Use Case: Find the “Most Interesting AI News Stories” from Hacker News
Here I wrote another media article on how I automate my entire Twitter account with GPT. Part of that process involves selecting the most relevant post from the Hacker News front page. This post selection step takes advantage of features!
To summarise the functional portion of your use case, we ask GPT to rub the first n pages of hacker news and select the posts that are most relevant to “AI News or Technology News.” GPT returns only the selected headings and links via the function, allowing you to rub that website and generate tweets from it.
Pass a user-defined query as part of the message and use the following function definition:
"name":"find_best_post",
"description":"Determine the best post that most closely reflects the query.",
"parameters":
"type":"object",
"properties":
"best_post_title":
"type":"string",
"description":"The title of the post that most closely reflects the query, stated exactly as it appears in the list of titles."
,
"required":[
"best_post_title"
]
Filtering is a subset of classifications that classify items as true or false based on their natural language state. Conditions like “IS Spanish” can exclude all Spanish comments, articles, etc. Immediately after using simple functions and conditional statements.
Use Case: Submitting a Filtering Contest
The same automation mentioned in the “Data Extraction” section used AI-driven filtering to weed contest submissions that did not meet the criteria for transaction violations. Things like “You need to use TypeScript” were absolutely essential for the coding contest at hand.

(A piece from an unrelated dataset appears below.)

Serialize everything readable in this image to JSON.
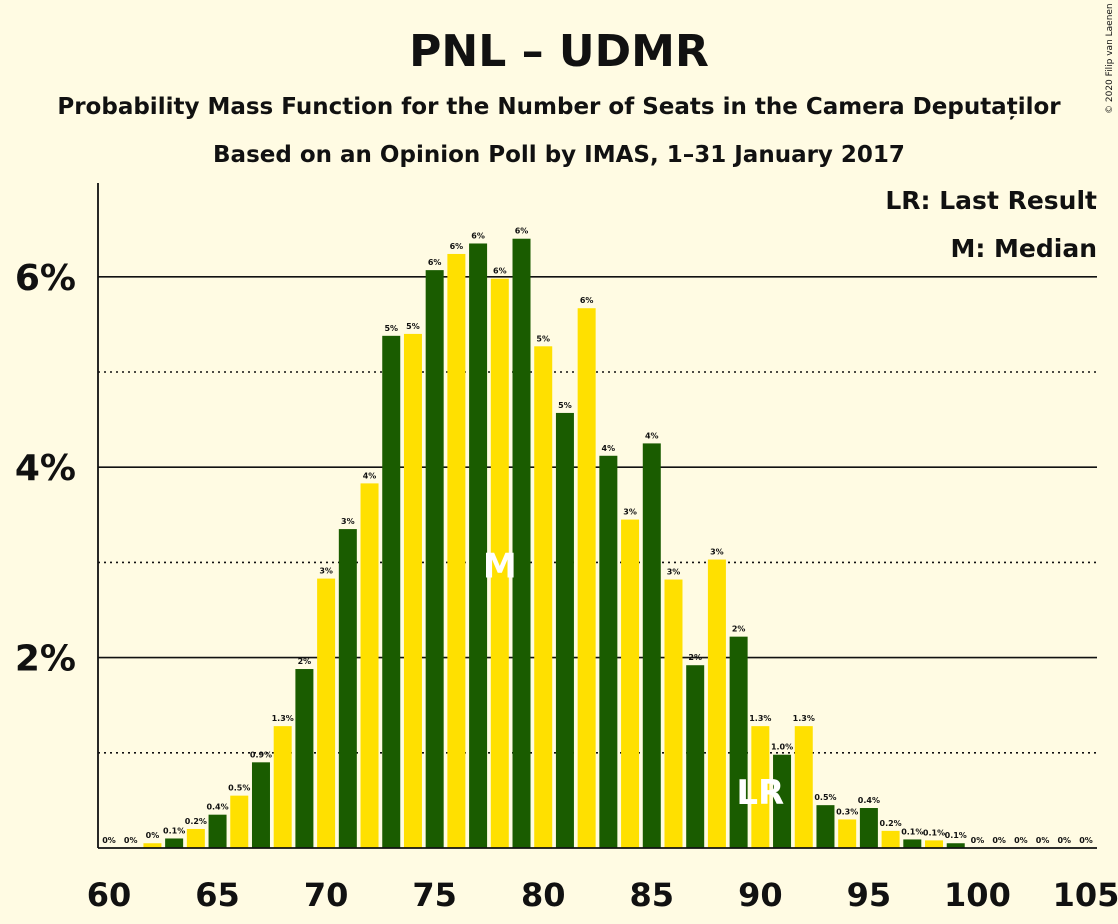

I used the function to exclude submissions and trim the total set that handled 90%. This is the function definition used.
"name":"apply_condition",
"description":"Used to decide whether the input meets the user provided condition.",
"parameters":
"type":"object",
"properties":
"decision":
"type":"string",
"enum":[
"True",
"False"
],
"description":"True if the input meets this condition 'Does submission meet the ALL these requirements (uses typescript, uses tailwindcss, functional demo)', False otherwise."
,
"required":[
"decision"
]
If you’re interested in why I love the features so much, or what I’ve built with them, you should check out AgentHub!